Well, Jack was intrigued by the things Daniel had said. He spent months pondering, wondering what lay below in the depths, and what new things might await anyone who sought to approach the sun. He asked often for understanding. The answer, more often than not, was “Trust me. Relax. Seek and ye shall find.”
As Jack swam, day after day, wondering if there was more to be known and experienced, an emptiness began to manifest inside him. He couldn’t shake the feeling that he was missing something – that there was more, a lot more, that he was supposed to learn, more that he was supposed to do. His own sense of truth told him that he had to do whatever it took to find it. Eventually, Diane noticed his increasing distress. Jack opened up, and they discussed the situation, and she decided to ask for herself. She got the same answers – “Trust Me. Relax. Seek and ye shall find”. Together they began to prepare themselves for the day when they would remove their life jackets, and take the next step in their search for truth.
One day they casually wandered to the outskirts of the bay and, while Jack kept watch, Diane slipped out of her life jacket and dove below the surface. At first, it was difficult just to get used to the sense of freedom, but as she dove deeper, and explored below, she was amazed at the beauty of the fish, the coral, the sun’s rays shining through the beautiful turquoise waters of their bay. As she resurfaced, Jack could see the astonishment in her face, and could hardly wait to take his turn. While Diane watched from the surface, Jack dove. He dove as deep as he could without drowning. He, too, was stunned by the beauty of what he saw. After he surfaced, he and Diane resolved to repeat this experience often.
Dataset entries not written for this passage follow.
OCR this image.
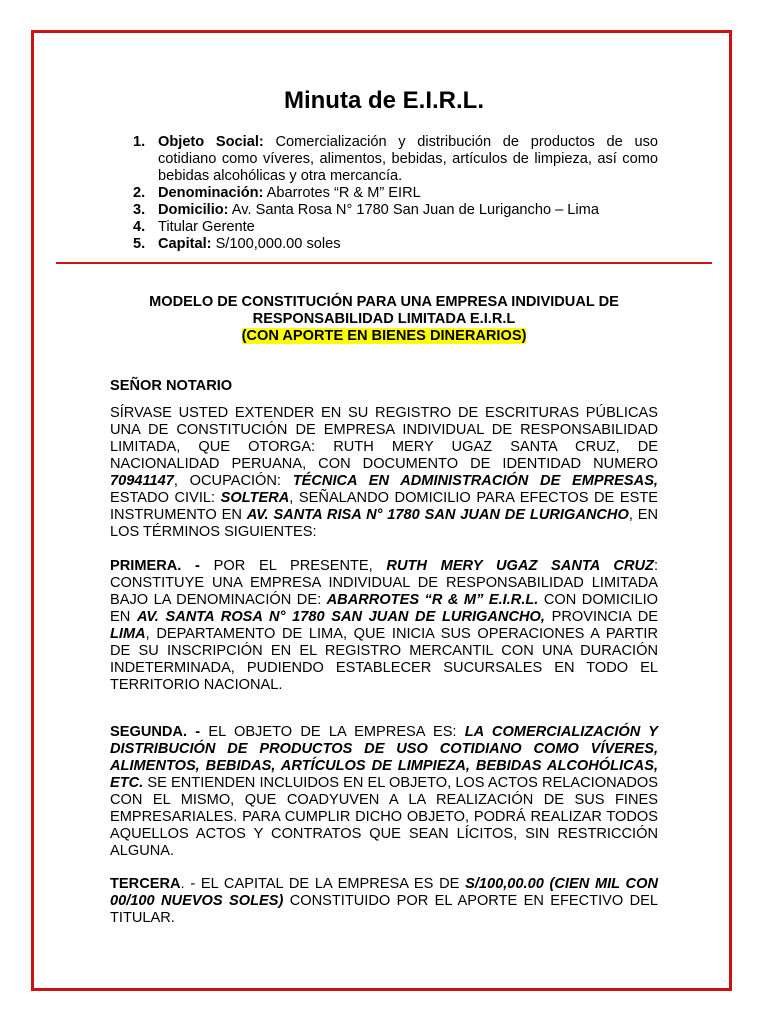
Minuta de E.I.R.L.
1. Objeto Social: Comercialización y distribución de productos de uso cotidiano como víveres, alimentos, bebidas, artículos de limpieza, así como bebidas alcohólicas y otra mercancía.
2. Denominación: Abarrotes “R & M” EIRL
3. Domicilio: Av. Santa Rosa N° 1780 San Juan de Lurigancho – Lima
4. Titular Gerente
5. Capital: S/100,000.00 soles
MODELO DE CONSTITUCIÓN PARA UNA EMPRESA INDIVIDUAL DE
RESPONSABILIDAD LIMITADA E.I.R.L
(CON APORTE EN BIENES DINERARIOS)
SEÑOR NOTARIO

SÍRVASE USTED EXTENDER EN SU REGISTRO DE ESCRITURAS PÚBLICAS UNA DE CONSTITUCIÓN DE EMPRESA INDIVIDUAL DE RESPONSABILIDAD LIMITADA, QUE OTORGA: RUTH MERY UGAZ SANTA CRUZ, DE NACIONALIDAD PERUANA, CON DOCUMENTO DE IDENTIDAD NUMERO 70941147, OCUPACIÓN: TÉCNICA EN ADMINISTRACIÓN DE EMPRESAS, ESTADO CIVIL: SOLTERA, SEÑALANDO DOMICILIO PARA EFECTOS DE ESTE INSTRUMENTO EN AV. SANTA RISA N° 1780 SAN JUAN DE LURIGANCHO, EN LOS TÉRMINOS SIGUIENTES:

PRIMERA. - POR EL PRESENTE, RUTH MERY UGAZ SANTA CRUZ: CONSTITUYE UNA EMPRESA INDIVIDUAL DE RESPONSABILIDAD LIMITADA BAJO LA DENOMINACIÓN DE: ABARROTES “R & M” E.I.R.L. CON DOMICILIO EN AV. SANTA ROSA N° 1780 SAN JUAN DE LURIGANCHO, PROVINCIA DE LIMA, DEPARTAMENTO DE LIMA, QUE INICIA SUS OPERACIONES A PARTIR DE SU INSCRIPCIÓN EN EL REGISTRO MERCANTIL CON UNA DURACIÓN INDETERMINADA, PUDIENDO ESTABLECER SUCURSALES EN TODO EL TERRITORIO NACIONAL.

SEGUNDA. - EL OBJETO DE LA EMPRESA ES: LA COMERCIALIZACIÓN Y DISTRIBUCIÓN DE PRODUCTOS DE USO COTIDIANO COMO VÍVERES, ALIMENTOS, BEBIDAS, ARTÍCULOS DE LIMPIEZA, BEBIDAS ALCOHÓLICAS, ETC. SE ENTIENDEN INCLUIDOS EN EL OBJETO, LOS ACTOS RELACIONADOS CON EL MISMO, QUE COADYUVEN A LA REALIZACIÓN DE SUS FINES EMPRESARIALES. PARA CUMPLIR DICHO OBJETO, PODRÁ REALIZAR TODOS AQUELLOS ACTOS Y CONTRATOS QUE SEAN LÍCITOS, SIN RESTRICCIÓN ALGUNA.

TERCERA. - EL CAPITAL DE LA EMPRESA ES DE S/100,00.00 (CIEN MIL CON 00/100 NUEVOS SOLES) CONSTITUIDO POR EL APORTE EN EFECTIVO DEL TITULAR.
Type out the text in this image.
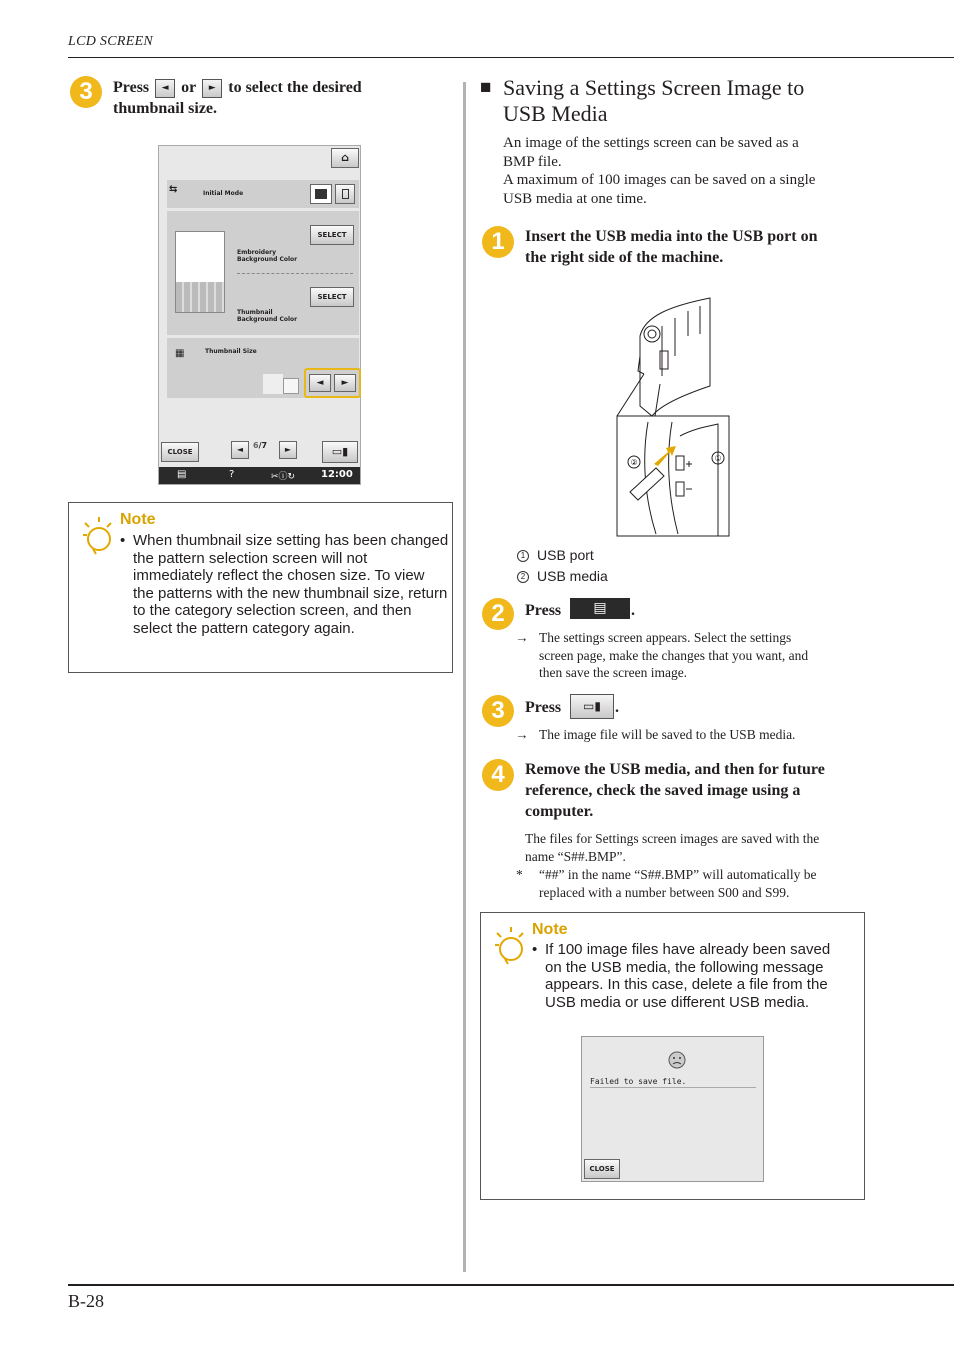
LCD SCREEN
B-28
3	Press ◄ or ► to select the desired
thumbnail size.
⌂
⇆	Initial Mode
Embroidery
Background Color
SELECT
Thumbnail
Background Color
SELECT
▦	Thumbnail Size
◄	►
CLOSE	◄	6/7	►	▭▮
▤	?	✂ⓘ↻	12:00
Note
• When thumbnail size setting has been changed the pattern selection screen will not immediately reflect the chosen size. To view the patterns with the new thumbnail size, return to the category selection screen, and then select the pattern category again.
■ Saving a Settings Screen Image to
USB Media
An image of the settings screen can be saved as a
BMP file.
A maximum of 100 images can be saved on a single
USB media at one time.
1	Insert the USB media into the USB port on
the right side of the machine.
②	①
1 USB port
2 USB media
2	Press	▤	.
→ The settings screen appears. Select the settings
screen page, make the changes that you want, and
then save the screen image.
3	Press	▭▮ .
→ The image file will be saved to the USB media.
4	Remove the USB media, and then for future
reference, check the saved image using a
computer.
The files for Settings screen images are saved with the
name “S##.BMP”.
* “##” in the name “S##.BMP” will automatically be
replaced with a number between S00 and S99.
Note
• If 100 image files have already been saved
on the USB media, the following message
appears. In this case, delete a file from the
USB media or use different USB media.
Failed to save file.
CLOSE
At first, no one noticed their activity, but eventually people began to wonder why Jack and Diane spent so much time in the outer regions of the bay, and why they would seem to be alone – one without the other – so often. One day, Phil actually saw Jack slip out of his life jacket and dive below the surface. Immediately, he reported what he saw to the lifeguards. Jack and Diane were lovingly reprimanded: “Don’t you understand how dangerous it is for you to swim without the life jackets? Don’t you understand what a dangerous example you are setting for your fellow swimmers? Don’t you have faith in the life jackets, and in us, and in the rules that govern our bay? Look how happy you’ve been under our care!” Jack and Diane tried to explain what they had seen and experienced, but nobody listened. The couple was quite taken aback at the intensity of the reaction to their attempts to explore. They didn’t feel like they were doing anything wrong. They were just hoping to learn more about the bay that they lived in, where they had learned to be so happy. They initially had no desire to leave; only to experience all that the bay had to offer. They would not be deterred, though. They had seen too much, and they desired even more. Continued pondering and questioning simply increased their resolve. It wasn’t long, though, before they realized that one day they would have to leave the safety of the bay, and set out to follow the sun. They knew that whatever beauty lay beneath the surface of their bay would only continue to amaze and fulfill as they continued to explore, even beyond the confines of the bay itself. They loved the society of the bay, but they were being led to something greater. The sun beckoned, and they could no longer ignore its call.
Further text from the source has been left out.